Historical data (for accuracy check):
[PASTE PAST FORECASTS AND ACTUALS, OR DESCRIBE TYPICAL ERROR]

Metric characteristics:
[E.G., "Stable, low volatility" or "Highly volatile, event-driven"]

Planning horizon needed:
[E.G., "Need to plan 3 months out for inventory"]

RULES:
- Always provide ranges, not just point forecasts
- Distinguish between prediction interval (future observation) and confidence interval (parameter)
- Flag when historical forecast accuracy is unknown (be conservative)
- Note that longer horizons = wider intervals (always)
- Recommend scenario planning when 80% interval spans >50% of mean
How To Use It
  • Always ask for prediction intervals, not just point forecasts.
  • Use the 80% interval for operational planning (inventory, staffing).
  • Use the 95% interval for risk assessment (worst-case scenarios).
  • Track forecast accuracy over time — if actuals consistently fall outside 80% intervals, your model is too confident.
  • For high-stakes decisions, run multiple forecasting methods and compare.
Example Input

Forecast:
“Next quarter sales: $5.0M — linear regression based on last 2 years”

Historical data:
“Past 4 quarters: forecast errors were -8%, +5%, -12%, +3% (average absolute error ~7%)”

Metric characteristics:
“Moderate seasonality, some economic sensitivity”

Planning horizon needed:
“3 months — inventory ordering”

Why It Works
Most forecasts are presented with false precision — a single number that implies certainty where none exists.
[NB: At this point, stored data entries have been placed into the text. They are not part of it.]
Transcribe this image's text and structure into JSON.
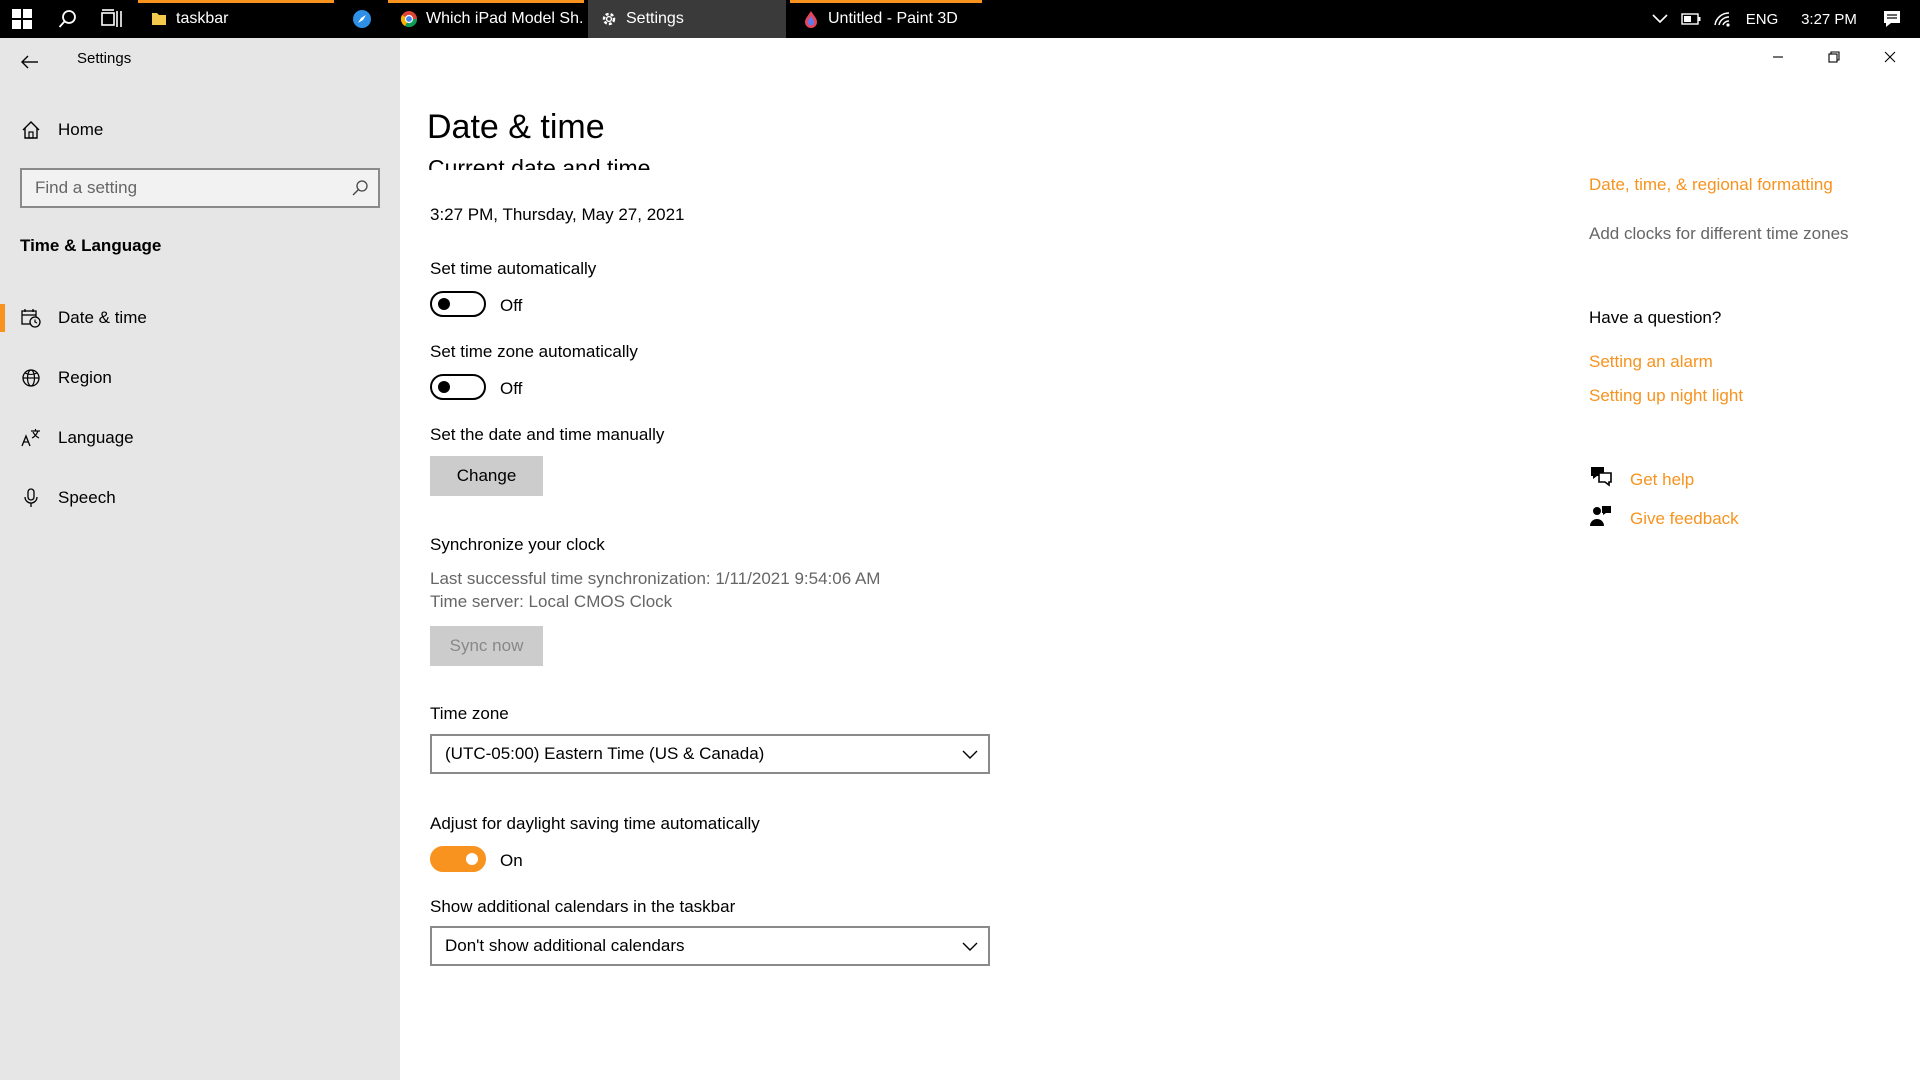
{
  "taskbar": {
    "tasks": [
      {
        "label": "taskbar",
        "accent": "#f7931e"
      },
      {
        "label": "Which iPad Model Sh...",
        "accent": "#f7931e"
      },
      {
        "label": "Settings",
        "accent": "#3a3a3a"
      },
      {
        "label": "Untitled - Paint 3D",
        "accent": "#f7931e"
      }
    ],
    "language": "ENG",
    "time": "3:27 PM"
  },
  "sidebar": {
    "app_title": "Settings",
    "home_label": "Home",
    "search_placeholder": "Find a setting",
    "section_heading": "Time & Language",
    "items": [
      {
        "label": "Date & time",
        "icon": "calendar-clock-icon",
        "selected": true
      },
      {
        "label": "Region",
        "icon": "globe-icon",
        "selected": false
      },
      {
        "label": "Language",
        "icon": "language-icon",
        "selected": false
      },
      {
        "label": "Speech",
        "icon": "microphone-icon",
        "selected": false
      }
    ]
  },
  "main": {
    "title": "Date & time",
    "subtitle": "Current date and time",
    "current_datetime": "3:27 PM, Thursday, May 27, 2021",
    "set_time_auto": {
      "label": "Set time automatically",
      "state": "Off",
      "on": false
    },
    "set_tz_auto": {
      "label": "Set time zone automatically",
      "state": "Off",
      "on": false
    },
    "manual": {
      "label": "Set the date and time manually",
      "button": "Change"
    },
    "sync": {
      "heading": "Synchronize your clock",
      "last": "Last successful time synchronization: 1/11/2021 9:54:06 AM",
      "server": "Time server: Local CMOS Clock",
      "button": "Sync now"
    },
    "timezone": {
      "label": "Time zone",
      "value": "(UTC-05:00) Eastern Time (US & Canada)"
    },
    "dst": {
      "label": "Adjust for daylight saving time automatically",
      "state": "On",
      "on": true
    },
    "calendars": {
      "label": "Show additional calendars in the taskbar",
      "value": "Don't show additional calendars"
    }
  },
  "rail": {
    "formatting_link": "Date, time, & regional formatting",
    "clocks_text": "Add clocks for different time zones",
    "question_heading": "Have a question?",
    "links": [
      "Setting an alarm",
      "Setting up night light"
    ],
    "get_help": "Get help",
    "give_feedback": "Give feedback"
  },
  "colors": {
    "accent": "#f7931e",
    "sidebar_bg": "#e6e6e6",
    "taskbar_bg": "#000000"
  }
}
This framework improves outcomes by forcing:

  • confidence intervals (ranges, not points)
  • uncertainty drivers (what could make the forecast wrong)
  • horizon assessment (how far out is still useful)
  • historical accuracy (how trustworthy is this method?)
  • actionable recommendation (how to use the forecast for planning)

Great forecast assessment doesn’t eliminate uncertainty — it quantifies it so you can plan for it.